On 7/11/2011 10:12 AM, Joel falcou wrote:
On 10/07/11 22:59, Edward Diener wrote:
I will look into this. It is obviously more difficult programming with the latter than the former, but it is probably doable although with much effort. It may not be worth the effort.
What the former syntax reflects is an exact transcription of the template parameters with each comma replaced by ')(' and a starting and ending parentheses. So for the template:
'template <class,class,int,class,template <class> class InnerTemplate,class,long> struct ManyParameters { }'
the parameters are:
'(class)(class)(int)(class)(template <class> class InnerTemplate)(class)(long)'
and all I had to do as an end-user was copy the template parameters, add a '(' at the beginning, add a ')' at the end, and change every ',' to a ')('. As a programmer I take the sequence and directly convert it to the template parameters via a BOOST_PP_SEQ_ENUM.
Dunno if it helps but nt2 has a NT2_STRIP macro adapted from a amcro pasoted by Steven Watanabe that conditionnally remove parens around symbols.
I already know about this ( Mathias Gaunard reminded me ), and have added it to a possible future implementation for pp-lib. The implementation needs variadic macro support.
You can then pass parameters containing comma to the preprocessor this way :
FOO( (template<class T, class U> struct foo) )

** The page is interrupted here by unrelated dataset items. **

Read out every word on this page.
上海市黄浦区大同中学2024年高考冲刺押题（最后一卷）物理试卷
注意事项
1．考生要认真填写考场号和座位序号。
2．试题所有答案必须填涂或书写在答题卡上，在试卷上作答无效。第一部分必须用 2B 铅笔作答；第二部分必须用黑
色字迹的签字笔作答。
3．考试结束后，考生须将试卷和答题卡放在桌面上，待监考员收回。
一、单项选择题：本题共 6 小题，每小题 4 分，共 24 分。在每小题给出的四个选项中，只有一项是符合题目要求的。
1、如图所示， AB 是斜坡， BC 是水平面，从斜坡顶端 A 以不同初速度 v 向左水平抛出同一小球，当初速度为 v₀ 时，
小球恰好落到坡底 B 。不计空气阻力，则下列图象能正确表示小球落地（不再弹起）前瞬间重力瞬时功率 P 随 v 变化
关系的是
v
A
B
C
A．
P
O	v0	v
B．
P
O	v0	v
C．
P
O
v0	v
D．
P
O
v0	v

and this way if no comma is involved
FOO( struct bar )
As long as one has variadic macro support in the compiler this can be handled, in which case: FOO( template<class T, class U> struct foo ) is also possible. The issue I brought up in my answer to Lorenzo's review remains the same: do I drop support for a macro metafunction in TTI if the compiler does not have variadic macro support ?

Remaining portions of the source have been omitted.